WSJ: Google is Buying 111 8th Avenue

Google has signed a contract to buy 111 8th Avenue, one of the most important telecom and Internet connectivity hubs in Manhattan, the Wall Street Journal reports.

The exterior of 111 8th Avenue, one of the premier carrier hotels in Manhattan.

Google has signed a contract to buy 111 8th Avenue in Manhattan, one of the world's choicest pieces of Internet real estate, the Wall Street Journal reports. The search company will pay for approximately $1.9 billion, the Journal says, citing sources familiar with the deal.

111 8th Avenue is one of the premier "carrier hotels" in New York. The enormous building houses major data center operations for Digital Realty Trust, Equinix, Telx and many other providers and networks, as well as 500,000 square feet of office space for Google.

The 2.9 million square foot building, which occupies the entire city block between 15th & 16th Streets from Eighth to Ninth Avenues, was placed for sale in September by an ownership group including Taconic Investment Partners, the New York State Common Retirement Fund and the German investment group Jamestown.
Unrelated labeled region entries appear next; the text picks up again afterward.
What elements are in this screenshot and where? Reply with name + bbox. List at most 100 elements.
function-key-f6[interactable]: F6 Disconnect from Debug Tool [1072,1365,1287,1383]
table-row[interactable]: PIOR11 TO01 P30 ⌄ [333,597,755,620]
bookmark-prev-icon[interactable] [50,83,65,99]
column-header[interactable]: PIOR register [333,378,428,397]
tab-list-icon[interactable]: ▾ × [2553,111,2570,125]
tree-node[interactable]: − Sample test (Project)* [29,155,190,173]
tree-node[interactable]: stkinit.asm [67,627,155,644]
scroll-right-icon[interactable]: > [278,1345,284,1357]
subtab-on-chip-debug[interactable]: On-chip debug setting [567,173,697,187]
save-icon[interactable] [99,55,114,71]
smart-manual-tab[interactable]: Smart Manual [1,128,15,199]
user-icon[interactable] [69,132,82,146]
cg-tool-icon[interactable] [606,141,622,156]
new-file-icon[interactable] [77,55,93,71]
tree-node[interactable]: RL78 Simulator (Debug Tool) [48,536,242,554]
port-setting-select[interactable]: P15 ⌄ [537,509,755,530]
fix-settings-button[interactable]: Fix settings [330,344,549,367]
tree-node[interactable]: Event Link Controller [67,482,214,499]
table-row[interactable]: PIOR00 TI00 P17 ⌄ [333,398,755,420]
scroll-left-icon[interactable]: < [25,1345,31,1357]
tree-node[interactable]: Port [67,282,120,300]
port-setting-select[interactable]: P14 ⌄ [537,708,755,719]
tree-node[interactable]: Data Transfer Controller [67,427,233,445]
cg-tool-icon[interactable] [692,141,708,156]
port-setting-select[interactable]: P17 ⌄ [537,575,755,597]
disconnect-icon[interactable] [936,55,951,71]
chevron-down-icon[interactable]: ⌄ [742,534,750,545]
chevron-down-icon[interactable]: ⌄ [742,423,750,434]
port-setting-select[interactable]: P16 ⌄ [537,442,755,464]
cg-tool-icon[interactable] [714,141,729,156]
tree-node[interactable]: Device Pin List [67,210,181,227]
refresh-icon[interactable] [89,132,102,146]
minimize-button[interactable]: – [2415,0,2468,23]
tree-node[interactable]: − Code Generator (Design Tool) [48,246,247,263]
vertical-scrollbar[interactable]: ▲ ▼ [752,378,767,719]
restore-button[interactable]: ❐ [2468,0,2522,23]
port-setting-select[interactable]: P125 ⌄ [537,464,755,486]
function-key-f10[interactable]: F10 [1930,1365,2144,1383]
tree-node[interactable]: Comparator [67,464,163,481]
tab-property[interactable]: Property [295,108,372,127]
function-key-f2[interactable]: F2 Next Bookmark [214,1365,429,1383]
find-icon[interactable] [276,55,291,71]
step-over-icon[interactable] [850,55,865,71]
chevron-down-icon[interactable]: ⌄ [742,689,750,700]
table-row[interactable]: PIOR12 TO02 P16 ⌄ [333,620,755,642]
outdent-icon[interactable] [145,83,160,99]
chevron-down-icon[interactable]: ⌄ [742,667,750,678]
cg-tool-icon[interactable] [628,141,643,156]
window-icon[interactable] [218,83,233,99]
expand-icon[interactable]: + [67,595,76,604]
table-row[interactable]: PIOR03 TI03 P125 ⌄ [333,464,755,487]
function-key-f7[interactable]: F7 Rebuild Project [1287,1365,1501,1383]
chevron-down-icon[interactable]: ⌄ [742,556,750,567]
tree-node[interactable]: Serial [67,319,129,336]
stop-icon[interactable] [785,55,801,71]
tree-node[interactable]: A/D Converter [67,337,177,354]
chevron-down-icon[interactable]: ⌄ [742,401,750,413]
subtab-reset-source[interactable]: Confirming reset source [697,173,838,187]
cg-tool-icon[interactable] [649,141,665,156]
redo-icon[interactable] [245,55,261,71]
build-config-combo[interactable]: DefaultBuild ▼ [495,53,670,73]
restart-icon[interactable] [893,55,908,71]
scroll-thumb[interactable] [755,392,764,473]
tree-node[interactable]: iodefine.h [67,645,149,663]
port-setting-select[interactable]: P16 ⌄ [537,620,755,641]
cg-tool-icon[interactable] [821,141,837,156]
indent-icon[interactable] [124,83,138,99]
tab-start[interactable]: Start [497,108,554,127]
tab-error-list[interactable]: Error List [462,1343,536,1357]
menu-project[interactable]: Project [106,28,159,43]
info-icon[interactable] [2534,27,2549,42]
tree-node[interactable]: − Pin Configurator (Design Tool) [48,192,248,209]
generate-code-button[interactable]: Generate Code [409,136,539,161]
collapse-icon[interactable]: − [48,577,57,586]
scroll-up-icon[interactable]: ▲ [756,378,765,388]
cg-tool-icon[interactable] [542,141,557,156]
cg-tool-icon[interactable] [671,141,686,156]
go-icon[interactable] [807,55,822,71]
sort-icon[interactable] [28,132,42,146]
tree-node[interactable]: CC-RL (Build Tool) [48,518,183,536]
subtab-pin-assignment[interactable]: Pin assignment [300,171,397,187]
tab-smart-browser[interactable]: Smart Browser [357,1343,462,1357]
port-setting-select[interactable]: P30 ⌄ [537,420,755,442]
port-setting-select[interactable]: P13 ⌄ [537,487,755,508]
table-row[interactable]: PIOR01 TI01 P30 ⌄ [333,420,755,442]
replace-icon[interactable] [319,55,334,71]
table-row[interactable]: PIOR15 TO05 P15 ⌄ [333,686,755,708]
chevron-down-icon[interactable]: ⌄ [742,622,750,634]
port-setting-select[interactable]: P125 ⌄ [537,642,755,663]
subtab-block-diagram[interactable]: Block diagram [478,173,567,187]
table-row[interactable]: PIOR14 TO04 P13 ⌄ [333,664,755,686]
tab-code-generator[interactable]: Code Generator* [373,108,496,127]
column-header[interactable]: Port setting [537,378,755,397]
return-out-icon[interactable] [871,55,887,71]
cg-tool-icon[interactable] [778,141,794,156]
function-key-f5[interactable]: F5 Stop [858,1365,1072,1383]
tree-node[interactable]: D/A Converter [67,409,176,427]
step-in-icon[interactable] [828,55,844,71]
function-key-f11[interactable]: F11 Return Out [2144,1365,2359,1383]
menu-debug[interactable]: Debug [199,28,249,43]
111 Eighth Avenue is among the world’s most wired buildings. It was originally built as the Port Authority Commerce Building in 1932, and was redeveloped for telecom use by Taconic in the late 90s.  The offering is being closely watched as a barometer of the Manhattan real estate market.

Google's purchase of the building provides access to additional office space for its growing New York sales and engineering operation at 111 8th Avenue. As the building owner, Google has the ability to easily expand into vacant space if needed. About a quarter of the building is dedicated to data center and telecom space, but the tenant list also includes Deutsche Bank, Barnes & Noble,  Armani, Nike and Lifetime Networks. Google is also now the landlord for many networks and service providers, which could create interesting possibilities.

While Google could build out its own data center space at 111 8th Avenue, the cost of power in New York probably precludes a massive server farm in the building. Most of Google's large-scale data centers are located in suburban or rural areas with cheaper power.